Segmented Sort with CUDPP/Thrust

2019-04-16 05:27发布

问题:

Is it possible to do segmented sort in with CUDPP in CUDA? By segmented sort, I mean to sort elements of array which are protected by flags like below.

A[10,9,8,7,6,5,4,3,2,1]

Flag array[1,0,1,0,0,1,0,0,0,0]

Sort elements of A which are between consecutive 1.
Expected output

[9,10,6,7,8,1,2,3,4,5]

回答1:

you can do this in a single sorting pass: the idea is to adjust the elements in your array such that sort will relocate elements only within the "segments"

for your example:

A[10,9,8,7,6,5,4,3,2,1]
flag[0,0,1,0,0,1,0,0,0,0] 

(I removed the first 1 since it's not needed)

first scan the flag array:

scanned_flag[0,0,1,1,1,2,2,2,2,2]

then you have many options depending on the number types, e.g. for unsigned integers you can set the highest bits to distinguish the "segments". The easiest way is just to add the largest element multiplied by scanned_flags:

A + scanned_flag*10 = [10,9,18,17,16,25,24,23,22,21]

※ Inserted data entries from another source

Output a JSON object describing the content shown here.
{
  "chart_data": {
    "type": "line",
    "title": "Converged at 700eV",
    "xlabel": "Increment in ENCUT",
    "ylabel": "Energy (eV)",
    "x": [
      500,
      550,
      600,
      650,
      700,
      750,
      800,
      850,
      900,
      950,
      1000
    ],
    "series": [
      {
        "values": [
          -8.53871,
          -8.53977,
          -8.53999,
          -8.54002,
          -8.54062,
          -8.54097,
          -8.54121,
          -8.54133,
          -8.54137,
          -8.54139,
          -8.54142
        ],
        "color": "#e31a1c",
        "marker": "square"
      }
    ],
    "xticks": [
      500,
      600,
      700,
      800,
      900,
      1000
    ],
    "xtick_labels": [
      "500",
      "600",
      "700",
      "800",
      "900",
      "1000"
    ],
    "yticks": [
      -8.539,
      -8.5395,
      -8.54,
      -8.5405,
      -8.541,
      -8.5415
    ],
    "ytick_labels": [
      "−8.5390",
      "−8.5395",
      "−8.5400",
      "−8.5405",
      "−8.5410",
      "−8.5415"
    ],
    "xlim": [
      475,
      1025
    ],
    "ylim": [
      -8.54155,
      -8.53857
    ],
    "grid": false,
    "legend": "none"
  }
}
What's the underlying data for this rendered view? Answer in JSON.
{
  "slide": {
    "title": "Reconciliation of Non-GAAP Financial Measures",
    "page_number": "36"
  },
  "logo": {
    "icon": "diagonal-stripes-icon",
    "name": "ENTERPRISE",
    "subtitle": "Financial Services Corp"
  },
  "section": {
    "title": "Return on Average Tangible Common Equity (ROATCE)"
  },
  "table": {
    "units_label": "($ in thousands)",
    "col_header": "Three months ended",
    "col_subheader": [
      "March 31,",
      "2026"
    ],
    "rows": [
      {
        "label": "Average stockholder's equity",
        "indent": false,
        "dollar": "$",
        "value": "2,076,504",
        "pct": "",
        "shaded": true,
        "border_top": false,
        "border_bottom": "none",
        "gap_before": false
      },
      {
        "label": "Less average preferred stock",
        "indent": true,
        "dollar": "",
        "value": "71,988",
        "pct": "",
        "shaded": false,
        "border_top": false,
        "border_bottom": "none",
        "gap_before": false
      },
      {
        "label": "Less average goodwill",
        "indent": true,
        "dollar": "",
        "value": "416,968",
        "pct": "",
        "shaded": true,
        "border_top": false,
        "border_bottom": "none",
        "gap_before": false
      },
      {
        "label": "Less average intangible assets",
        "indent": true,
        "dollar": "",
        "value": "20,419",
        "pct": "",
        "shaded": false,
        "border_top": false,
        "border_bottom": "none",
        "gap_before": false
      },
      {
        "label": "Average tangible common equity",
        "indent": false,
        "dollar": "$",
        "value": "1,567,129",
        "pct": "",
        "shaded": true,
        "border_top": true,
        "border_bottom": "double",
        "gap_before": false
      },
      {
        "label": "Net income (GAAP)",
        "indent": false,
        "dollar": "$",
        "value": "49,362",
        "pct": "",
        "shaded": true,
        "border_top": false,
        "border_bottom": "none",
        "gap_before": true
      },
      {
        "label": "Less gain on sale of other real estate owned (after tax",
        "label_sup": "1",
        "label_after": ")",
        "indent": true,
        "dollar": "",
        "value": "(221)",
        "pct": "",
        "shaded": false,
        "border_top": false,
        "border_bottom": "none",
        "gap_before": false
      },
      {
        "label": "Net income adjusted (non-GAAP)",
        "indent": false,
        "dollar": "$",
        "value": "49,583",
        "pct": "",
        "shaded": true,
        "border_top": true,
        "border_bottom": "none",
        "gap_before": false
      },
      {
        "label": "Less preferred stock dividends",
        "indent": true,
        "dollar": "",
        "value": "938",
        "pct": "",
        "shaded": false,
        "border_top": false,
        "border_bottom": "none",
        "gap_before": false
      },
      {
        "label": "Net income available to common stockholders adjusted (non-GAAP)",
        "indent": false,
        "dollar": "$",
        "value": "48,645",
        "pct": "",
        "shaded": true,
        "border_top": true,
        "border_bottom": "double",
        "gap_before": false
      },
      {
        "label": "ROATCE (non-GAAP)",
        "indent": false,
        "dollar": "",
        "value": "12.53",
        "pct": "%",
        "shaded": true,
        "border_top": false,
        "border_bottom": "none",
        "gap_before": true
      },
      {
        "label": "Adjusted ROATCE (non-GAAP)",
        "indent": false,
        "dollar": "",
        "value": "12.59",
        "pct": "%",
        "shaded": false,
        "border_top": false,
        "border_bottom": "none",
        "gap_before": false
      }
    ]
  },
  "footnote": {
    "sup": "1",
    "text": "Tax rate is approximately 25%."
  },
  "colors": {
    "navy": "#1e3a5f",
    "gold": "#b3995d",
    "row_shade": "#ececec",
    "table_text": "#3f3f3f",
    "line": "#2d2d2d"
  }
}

the rest is easy: sort the array and reverse the transformation. Here are the two versions: using Arrayfire and thrust. Check whichever you like more.

Arrayfire:

void af_test() {
 int A[] = {10,9,8,7,6,5,4,3,2,1};  
 int S[] = {0, 0,1,0,0,1,0,0,0,0};  
 int n = sizeof(A) / sizeof(int);

 af::array devA(n, A, af::afHost);
 af::array devS(n, S, af::afHost);
 // obtain the max element
 int maxi = af::max< int >(devS);

 // scan the keys
 // keys = 0,0,1,1,1,2,2,2,2,2
 af::array keys = af::accum(devS);

 // compute: A = A + keys * maxi
 // A = 10,9,18,17,16,25,24,23,22,21
 devA = devA + keys * maxi;

 // sort the array
 // A = 9,10,16,17,18,21,22,23,24,25
 devA = af::sort(devA);

 // compute: A = A - keys * maxi
 // A = 9,10,6,7,8,1,2,3,4,5
 devA = devA - keys * maxi;
 // print the results
 print(devA);
}

Thrust:

template<typename T>
struct add_mul : public binary_function<T,T,T>
{
add_mul(const T& _factor) : factor(_factor) {
}
   __host__ __device__ T operator()(const T& a, const T& b) const 
{
    return (a + b * factor);
}
const T factor;
}; 

void thrust_test()
{
  int A[] = {10,9,8,7,6,5,4,3,2,1};  
  int S[] = {0, 0,1,0,0,1,0,0,0,0};  
  int n = sizeof(A) / sizeof(int);
  thrust::host_vector< int > hA(A, A + n), hS(S, S + n);

  thrust::device_vector< int > devA = hA, devS = hS, keys(n);
  // scan the keys 
  thrust::inclusive_scan(devS.begin(), devS.end(), keys.begin());
  // obtain the maximal element
  int maxi = *(thrust::max_element(devA.begin(), devA.end()));
  // compute: A = A + keys * maxi
  thrust::transform(devA.begin(), devA.end(), keys.begin(), devA.begin(), add_mul< int >(maxi)); 
  // sort the array
  thrust::sort(devA.begin(), devA.end());
  // compute: A = A - keys * maxi
  thrust::transform(devA.begin(), devA.end(), keys.begin(), devA.begin(), add_mul< int >(-maxi)); 
  // copy back to the host 
  hA = devA;
  std::cout << "\nSorted array\n";
  thrust::copy(hA.begin(), hA.end(), std::ostream_iterator<int>(std::cout, "\n"));
}